Seraphine's heartbeat became painful.
"What does it want?" she asked quietly.
Lucien didn't look back at her.
"Recognition," he said.
The answer made no sense.
Until he added—
"And you gave it something it can follow."
Silence dropped into the room like a weight.
Her grandmother looked between them, pale now.
"What did she do?" she demanded.
Lucien finally turned his head slightly.
Not fully.
Just enough.
And his next words made the air freeze.
"She felt too deeply in the wrong places."
Seraphine's breath caught.
"That's not something you can punish someone for," she whispered.
Lucien looked at her fully then.
And for a moment—just a moment—something softer almost appeared in his expression.
Not kindness.
Understanding.
But it vanished quickly.
"This world doesn't punish," he said quietly.
"It notices."
A sound came from the glass again.
Not a knock.
Not a scratch.
A breath.
The window darkened further.
And for the first time—
Something began to form behind it.
Not clearly.
Not fully.
Just enough to suggest shape.
Just enough to suggest awareness.
Her grandmother whispered, almost to herself now.
"This is impossible…"
Lucien's voice dropped lower.
"Nothing about this is impossible anymore."
The crack in the glass widened slightly.
Seraphine felt it then—
A pull.
Not physical.
Emotional.
Like something behind the glass was trying to find the part of her that answered loneliness the most easily.
Her chest tightened painfully.
Lucien noticed immediately.
His hand snapped out and pressed lightly against her shoulder—not rough, but grounding.
"Do not answer it," he said quietly.
Seraphine swallowed.
"I'm not—"
But even as she spoke, she wasn't sure.
Because something inside her had already noticed it too.

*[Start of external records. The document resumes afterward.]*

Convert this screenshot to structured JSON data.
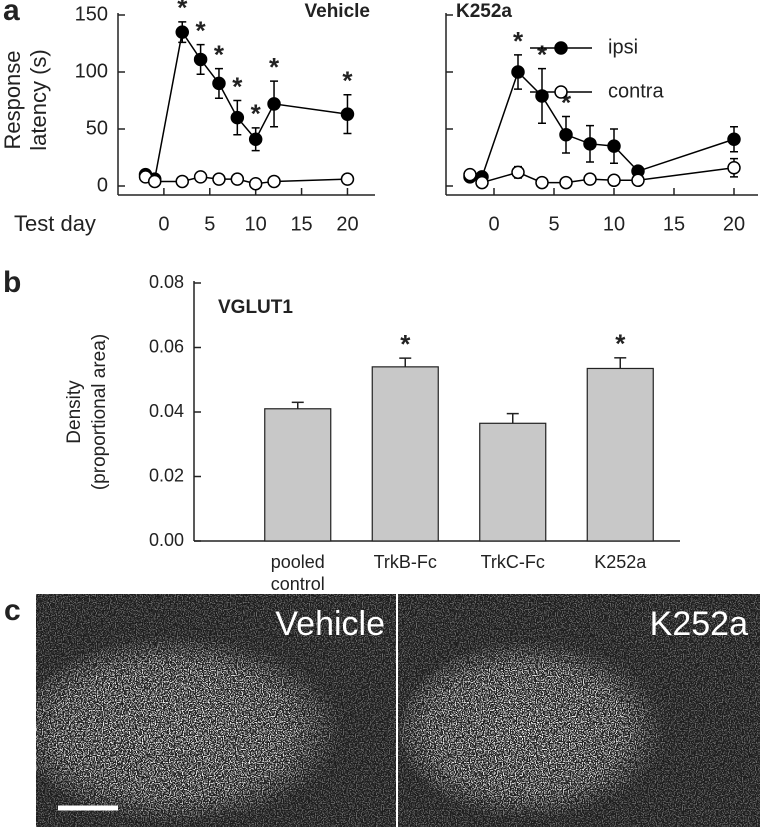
{
  "chart_data": [
    {
      "type": "line",
      "panel_label": "a",
      "title": "Vehicle",
      "ylabel": [
        "Response",
        "latency (s)"
      ],
      "xlabel": "Test day",
      "x": [
        -2,
        -1,
        2,
        4,
        6,
        8,
        10,
        12,
        20
      ],
      "series": [
        {
          "color": "#000000",
          "marker_fill": "#000000",
          "values": [
            10,
            6,
            135,
            111,
            90,
            60,
            41,
            72,
            63
          ],
          "errors": [
            3,
            2,
            9,
            13,
            13,
            15,
            10,
            20,
            17
          ]
        },
        {
          "color": "#000000",
          "marker_fill": "#ffffff",
          "values": [
            8,
            4,
            4,
            8,
            6,
            6,
            2,
            4,
            6
          ],
          "errors": [
            2,
            1,
            2,
            2,
            2,
            2,
            1,
            2,
            2
          ]
        }
      ],
      "significant": [
        false,
        false,
        true,
        true,
        true,
        true,
        true,
        true,
        true
      ],
      "significance_mark": "*",
      "xlim": [
        -5,
        23
      ],
      "xticks": [
        0,
        5,
        10,
        15,
        20
      ],
      "ylim": [
        0,
        150
      ],
      "yticks": [
        0,
        50,
        100,
        150
      ],
      "ytick_labels": true,
      "legend": false
    },
    {
      "type": "line",
      "title": "K252a",
      "x": [
        -2,
        -1,
        2,
        4,
        6,
        8,
        10,
        12,
        20
      ],
      "series": [
        {
          "name": "ipsi",
          "color": "#000000",
          "marker_fill": "#000000",
          "values": [
            8,
            8,
            100,
            79,
            45,
            37,
            35,
            13,
            41
          ],
          "errors": [
            2,
            2,
            15,
            24,
            16,
            16,
            15,
            4,
            11
          ]
        },
        {
          "name": "contra",
          "color": "#000000",
          "marker_fill": "#ffffff",
          "values": [
            10,
            3,
            12,
            3,
            3,
            6,
            5,
            5,
            16
          ],
          "errors": [
            2,
            1,
            5,
            1,
            1,
            2,
            2,
            1,
            8
          ]
        }
      ],
      "significant": [
        false,
        false,
        true,
        true,
        true,
        false,
        false,
        false,
        false
      ],
      "significance_mark": "*",
      "xlim": [
        -4,
        22
      ],
      "xticks": [
        0,
        5,
        10,
        15,
        20
      ],
      "ylim": [
        0,
        150
      ],
      "yticks": [
        0,
        50,
        100,
        150
      ],
      "ytick_labels": false,
      "legend": "upper right"
    },
    {
      "type": "bar",
      "panel_label": "b",
      "title": "VGLUT1",
      "ylabel": [
        "Density",
        "(proportional area)"
      ],
      "categories": [
        "pooled control",
        "TrkB-Fc",
        "TrkC-Fc",
        "K252a"
      ],
      "values": [
        0.041,
        0.054,
        0.0365,
        0.0535
      ],
      "errors": [
        0.002,
        0.0027,
        0.003,
        0.0033
      ],
      "color": "#c8c8c8",
      "significant": [
        false,
        true,
        false,
        true
      ],
      "significance_mark": "*",
      "ylim": [
        0,
        0.08
      ],
      "yticks": [
        {
          "value": 0,
          "label": "0.00"
        },
        {
          "value": 0.02,
          "label": "0.02"
        },
        {
          "value": 0.04,
          "label": "0.04"
        },
        {
          "value": 0.06,
          "label": "0.06"
        },
        {
          "value": 0.08,
          "label": "0.08"
        }
      ]
    }
  ],
  "micrographs": {
    "panel_label": "c",
    "images": [
      {
        "label": "Vehicle"
      },
      {
        "label": "K252a"
      }
    ]
  }
}
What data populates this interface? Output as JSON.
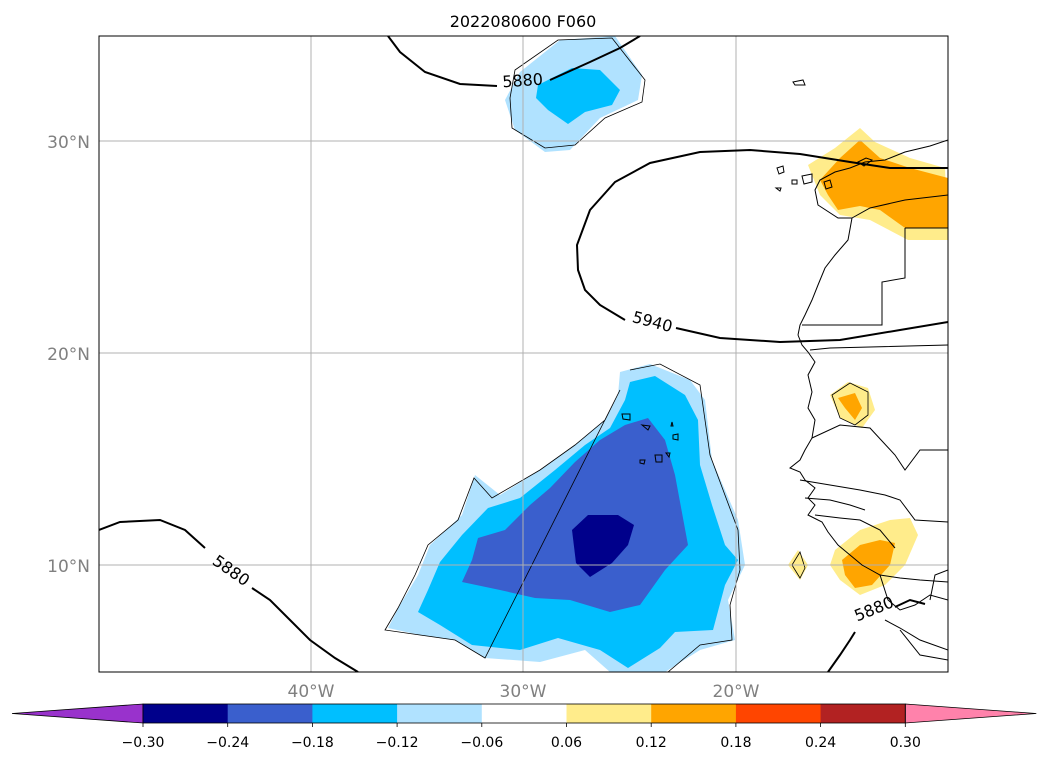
{
  "title": "2022080600 F060",
  "lat_labels": [
    "30°N",
    "20°N",
    "10°N"
  ],
  "lon_labels": [
    "40°W",
    "30°W",
    "20°W"
  ],
  "contour_labels": [
    "5880",
    "5940",
    "5880",
    "5880"
  ],
  "colorbar": {
    "tick_labels": [
      "−0.30",
      "−0.24",
      "−0.18",
      "−0.12",
      "−0.06",
      "0.06",
      "0.12",
      "0.18",
      "0.24",
      "0.30"
    ],
    "colors": [
      "#9932cc",
      "#00008b",
      "#3a5fcd",
      "#00bfff",
      "#b0e2ff",
      "#ffffff",
      "#ffec8b",
      "#ffa500",
      "#ff4500",
      "#b22222",
      "#ff82ab"
    ]
  },
  "colors": {
    "neg_006": "#b0e2ff",
    "neg_012": "#00bfff",
    "neg_018": "#3a5fcd",
    "neg_024": "#00008b",
    "pos_006": "#ffec8b",
    "pos_012": "#ffa500",
    "grid": "#b0b0b0"
  }
}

Something that felt strangely… familiar.
The whisper returned again.
Closer than before.
Warmer.
Seraphine…
And this time—
It did not feel like an intrusion.
It felt like invitation.
Lucien's voice dropped into something colder than before.
"Enough."
He lifted his hand slightly.
And the air in the room changed instantly.
Not visually.
Structurally.
Like something inside reality had snapped into alignment.
The crack in the glass froze mid-spread.
The whisper cut off abruptly.
Silence returned so sharply it almost hurt.
Seraphine gasped slightly, realizing only then that she had been holding her breath.
Her grandmother stared at Lucien like she was seeing him properly for the first time.
"…What are you?" she whispered.
Lucien did not answer immediately.
He only looked at Seraphine again.
Longer this time.
Heavier.
And when he finally spoke, his voice was quiet enough to feel like truth being confessed rather than explained.
"The thing standing between her," he said, "and everything that wants her."